This repo contains my submission for the traffic sign recognition project for Udacity's Self-Driving Car Engineer Nanodegree program.
report.html
contains the executed code from image loading to training and testing the deep neural network/tranined_weights
contains the saved weights for the final network/test_images
contains 10 sample 32x32 color images of signs used to challenge the trained network
The final network has training and validation accuracies of over 98% and a testing accuracy of over 92%.
My final architecture involves a convolutional neural network (CNN) similar to that of AlexNet, but with several important updates/changes. In general, the architecture incorporates two convolution layers followed by two fully connected layers.
General Parameters:
- Number of hidden layers = 64
- Number of patches for the convolutions = 5
- Depth of hidden layers = 64
1st Convolutional Layer
The first layer is fed the 32x32x3 color image. This image is put through a 2-dimensional convolution with a stride of 1. Next, the result of the convolution is added with a bias vector and their sum is processed using the tf.nn.relu
activation operator. Then, the result of this activation is put through a max pooling operator using kernal of [1,2,2,1]
and a stride of [1,2,2,1]
. Finally, the result of this max pooling is put through a local response normalization operation.
2nd Convolutional Layer
The second convolutional layer is identical to the first, with two main exceptions. First is that the second layer is fed the output of the first convolutional layer.

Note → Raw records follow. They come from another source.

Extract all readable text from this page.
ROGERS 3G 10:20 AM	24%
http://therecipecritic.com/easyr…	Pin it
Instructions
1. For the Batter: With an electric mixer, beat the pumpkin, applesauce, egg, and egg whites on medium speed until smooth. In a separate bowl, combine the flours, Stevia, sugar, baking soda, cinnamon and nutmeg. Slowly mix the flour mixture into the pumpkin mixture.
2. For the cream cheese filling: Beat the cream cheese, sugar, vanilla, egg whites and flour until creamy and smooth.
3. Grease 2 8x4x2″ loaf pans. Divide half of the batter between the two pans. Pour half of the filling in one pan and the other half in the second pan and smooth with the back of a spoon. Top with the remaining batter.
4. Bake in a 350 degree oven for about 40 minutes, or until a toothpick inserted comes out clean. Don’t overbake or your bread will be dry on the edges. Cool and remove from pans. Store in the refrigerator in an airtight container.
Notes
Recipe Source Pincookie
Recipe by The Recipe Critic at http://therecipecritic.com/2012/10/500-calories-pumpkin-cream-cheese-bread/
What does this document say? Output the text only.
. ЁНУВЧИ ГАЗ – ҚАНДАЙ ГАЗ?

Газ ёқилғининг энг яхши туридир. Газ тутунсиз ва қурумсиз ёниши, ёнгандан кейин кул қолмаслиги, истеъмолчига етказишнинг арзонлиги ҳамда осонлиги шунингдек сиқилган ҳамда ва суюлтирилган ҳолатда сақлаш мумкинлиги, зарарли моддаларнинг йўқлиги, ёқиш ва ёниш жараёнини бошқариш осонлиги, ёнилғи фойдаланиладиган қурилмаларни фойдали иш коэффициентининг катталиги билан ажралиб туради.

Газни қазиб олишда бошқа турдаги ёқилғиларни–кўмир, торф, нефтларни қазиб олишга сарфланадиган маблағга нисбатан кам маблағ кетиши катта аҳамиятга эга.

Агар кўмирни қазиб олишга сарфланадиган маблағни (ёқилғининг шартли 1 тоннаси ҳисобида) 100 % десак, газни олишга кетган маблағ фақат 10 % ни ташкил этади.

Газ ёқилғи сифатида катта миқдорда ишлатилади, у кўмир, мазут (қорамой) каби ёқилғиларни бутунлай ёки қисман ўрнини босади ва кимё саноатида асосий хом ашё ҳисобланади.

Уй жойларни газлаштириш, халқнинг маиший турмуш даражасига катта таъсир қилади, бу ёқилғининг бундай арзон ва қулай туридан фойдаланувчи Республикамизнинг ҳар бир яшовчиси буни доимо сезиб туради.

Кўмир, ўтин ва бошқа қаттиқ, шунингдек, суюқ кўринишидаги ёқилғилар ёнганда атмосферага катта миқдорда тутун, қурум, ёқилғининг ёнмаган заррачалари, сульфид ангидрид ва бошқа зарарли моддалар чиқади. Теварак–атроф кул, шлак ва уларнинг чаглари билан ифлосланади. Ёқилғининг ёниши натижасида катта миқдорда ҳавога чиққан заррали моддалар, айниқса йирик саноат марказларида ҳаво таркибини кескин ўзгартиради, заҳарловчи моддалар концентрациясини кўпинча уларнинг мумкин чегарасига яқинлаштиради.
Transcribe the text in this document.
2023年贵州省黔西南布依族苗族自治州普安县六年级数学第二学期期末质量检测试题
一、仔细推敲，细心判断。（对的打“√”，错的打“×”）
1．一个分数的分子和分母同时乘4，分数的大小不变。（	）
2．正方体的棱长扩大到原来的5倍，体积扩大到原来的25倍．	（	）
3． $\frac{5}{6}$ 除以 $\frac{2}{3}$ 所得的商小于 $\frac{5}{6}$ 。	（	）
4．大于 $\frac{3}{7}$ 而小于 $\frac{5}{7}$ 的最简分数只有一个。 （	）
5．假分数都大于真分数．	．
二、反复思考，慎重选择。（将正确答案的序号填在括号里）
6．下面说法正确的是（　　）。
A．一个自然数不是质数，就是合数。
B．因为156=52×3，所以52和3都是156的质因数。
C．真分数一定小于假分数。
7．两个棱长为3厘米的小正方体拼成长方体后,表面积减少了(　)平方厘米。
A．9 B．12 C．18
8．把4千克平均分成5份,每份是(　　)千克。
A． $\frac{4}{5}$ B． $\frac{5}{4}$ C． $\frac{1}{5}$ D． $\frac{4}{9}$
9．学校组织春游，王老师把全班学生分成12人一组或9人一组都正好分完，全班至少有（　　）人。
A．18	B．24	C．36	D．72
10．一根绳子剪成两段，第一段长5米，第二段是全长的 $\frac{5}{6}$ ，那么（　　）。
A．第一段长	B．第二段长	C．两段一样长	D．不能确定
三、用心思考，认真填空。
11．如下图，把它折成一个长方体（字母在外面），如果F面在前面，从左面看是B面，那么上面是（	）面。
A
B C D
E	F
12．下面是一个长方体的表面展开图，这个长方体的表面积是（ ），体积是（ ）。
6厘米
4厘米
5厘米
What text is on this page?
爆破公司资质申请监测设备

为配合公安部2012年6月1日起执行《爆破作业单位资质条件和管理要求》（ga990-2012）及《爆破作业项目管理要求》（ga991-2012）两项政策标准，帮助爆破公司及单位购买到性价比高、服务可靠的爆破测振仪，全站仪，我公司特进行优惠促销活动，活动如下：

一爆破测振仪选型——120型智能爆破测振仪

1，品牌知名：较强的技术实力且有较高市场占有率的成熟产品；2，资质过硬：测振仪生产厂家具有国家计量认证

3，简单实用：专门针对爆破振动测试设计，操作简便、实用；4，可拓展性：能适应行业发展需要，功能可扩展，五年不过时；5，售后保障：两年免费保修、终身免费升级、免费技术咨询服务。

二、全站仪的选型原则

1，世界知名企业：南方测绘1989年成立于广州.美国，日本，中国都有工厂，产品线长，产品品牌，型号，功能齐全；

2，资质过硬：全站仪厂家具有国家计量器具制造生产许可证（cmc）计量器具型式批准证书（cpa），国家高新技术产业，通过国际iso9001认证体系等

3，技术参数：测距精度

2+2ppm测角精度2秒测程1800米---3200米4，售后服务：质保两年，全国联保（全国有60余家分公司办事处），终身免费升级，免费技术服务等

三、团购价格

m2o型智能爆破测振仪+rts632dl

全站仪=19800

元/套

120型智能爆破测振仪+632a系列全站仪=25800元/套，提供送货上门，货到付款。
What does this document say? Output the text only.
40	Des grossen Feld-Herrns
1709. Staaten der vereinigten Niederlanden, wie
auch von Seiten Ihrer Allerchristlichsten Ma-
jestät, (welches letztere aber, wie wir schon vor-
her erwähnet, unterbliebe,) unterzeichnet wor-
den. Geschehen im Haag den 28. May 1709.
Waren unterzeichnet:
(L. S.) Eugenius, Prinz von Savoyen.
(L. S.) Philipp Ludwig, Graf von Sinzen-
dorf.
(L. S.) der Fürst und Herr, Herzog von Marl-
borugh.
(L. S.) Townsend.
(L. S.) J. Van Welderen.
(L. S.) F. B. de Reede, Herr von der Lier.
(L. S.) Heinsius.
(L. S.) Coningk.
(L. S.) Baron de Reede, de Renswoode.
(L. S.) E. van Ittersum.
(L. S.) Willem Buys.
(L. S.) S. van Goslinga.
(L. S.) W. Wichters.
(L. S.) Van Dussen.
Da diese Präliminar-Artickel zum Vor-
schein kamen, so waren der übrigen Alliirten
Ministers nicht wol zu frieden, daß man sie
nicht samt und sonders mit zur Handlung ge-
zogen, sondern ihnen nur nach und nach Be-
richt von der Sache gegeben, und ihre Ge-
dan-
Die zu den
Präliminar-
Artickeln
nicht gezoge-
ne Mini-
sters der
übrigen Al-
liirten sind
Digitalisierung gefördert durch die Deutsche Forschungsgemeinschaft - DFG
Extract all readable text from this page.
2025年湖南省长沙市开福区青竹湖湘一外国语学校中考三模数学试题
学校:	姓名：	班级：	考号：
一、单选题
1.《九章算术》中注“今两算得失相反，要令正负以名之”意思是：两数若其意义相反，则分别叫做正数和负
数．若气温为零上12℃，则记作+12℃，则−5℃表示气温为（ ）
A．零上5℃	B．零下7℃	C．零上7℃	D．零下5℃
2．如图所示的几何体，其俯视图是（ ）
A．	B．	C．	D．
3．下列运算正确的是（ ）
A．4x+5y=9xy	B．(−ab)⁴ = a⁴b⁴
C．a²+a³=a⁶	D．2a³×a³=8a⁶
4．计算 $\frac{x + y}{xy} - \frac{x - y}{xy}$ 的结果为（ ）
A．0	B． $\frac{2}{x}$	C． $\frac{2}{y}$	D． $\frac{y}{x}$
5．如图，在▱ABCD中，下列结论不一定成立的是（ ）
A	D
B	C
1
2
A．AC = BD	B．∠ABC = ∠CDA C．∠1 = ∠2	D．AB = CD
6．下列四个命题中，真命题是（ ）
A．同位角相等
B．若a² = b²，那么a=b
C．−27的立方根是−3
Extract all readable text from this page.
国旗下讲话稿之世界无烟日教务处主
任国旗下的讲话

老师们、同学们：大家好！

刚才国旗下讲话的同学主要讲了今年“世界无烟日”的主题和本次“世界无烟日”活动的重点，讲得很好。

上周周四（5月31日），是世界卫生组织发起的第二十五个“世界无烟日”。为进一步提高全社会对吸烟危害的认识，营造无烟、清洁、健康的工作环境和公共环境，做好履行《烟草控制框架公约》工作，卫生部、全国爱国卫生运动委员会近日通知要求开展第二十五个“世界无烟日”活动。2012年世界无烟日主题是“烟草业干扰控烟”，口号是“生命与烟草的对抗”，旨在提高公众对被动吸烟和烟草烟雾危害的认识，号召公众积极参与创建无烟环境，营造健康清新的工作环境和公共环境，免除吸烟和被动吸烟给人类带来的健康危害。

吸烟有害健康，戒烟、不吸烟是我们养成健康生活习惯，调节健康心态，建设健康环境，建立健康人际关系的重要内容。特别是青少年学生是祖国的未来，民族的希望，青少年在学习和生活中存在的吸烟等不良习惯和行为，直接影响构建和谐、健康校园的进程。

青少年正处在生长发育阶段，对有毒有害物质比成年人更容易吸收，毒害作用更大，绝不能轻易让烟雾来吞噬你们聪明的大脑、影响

Second is that following the activation layer, the local responsed normalization occurs prior to the max pooling operator.
1st Fully Connected Layer
The output of the second convolutional layer is reshaped and multiplied by a weight matrix. The result of this multiplication is added to a bias vector, and that summation is passed through the tf.nn.relu
activation function.
2nd Fully Connected Layer
The network concludes by multiplying the result of the 1st fully connected layer with a weight matrix, adding a bias, and returning the result for the softmax probability operation to provide the final classification.
Weights used in the convolutional layers were initialized using a truncated normal distribution with a standard deviation of 0.1. Bias weights were either initialized to zeros or ones. Weights for the fully connected layers were initialized also using a truncated normal distribution with a standard deviation of 0.1.
Image classes were transformed into one-hot encodings.
The model was trained using batch sets of 64 with 4501 training steps.
A reduced mean, cross entropy loss function was fed the logits from the last fully connected layer. This loss was then minimized using a momentum optimizer with a decaying learning rate. The initial learning rate was set to 0.01 and exponentially decayed per each training step.
Regularization techniques such as imposing an L2 norm to the weights or using dropout regularization had no significant impact in improving the model's performance, so they were ultimately excluded from the final model.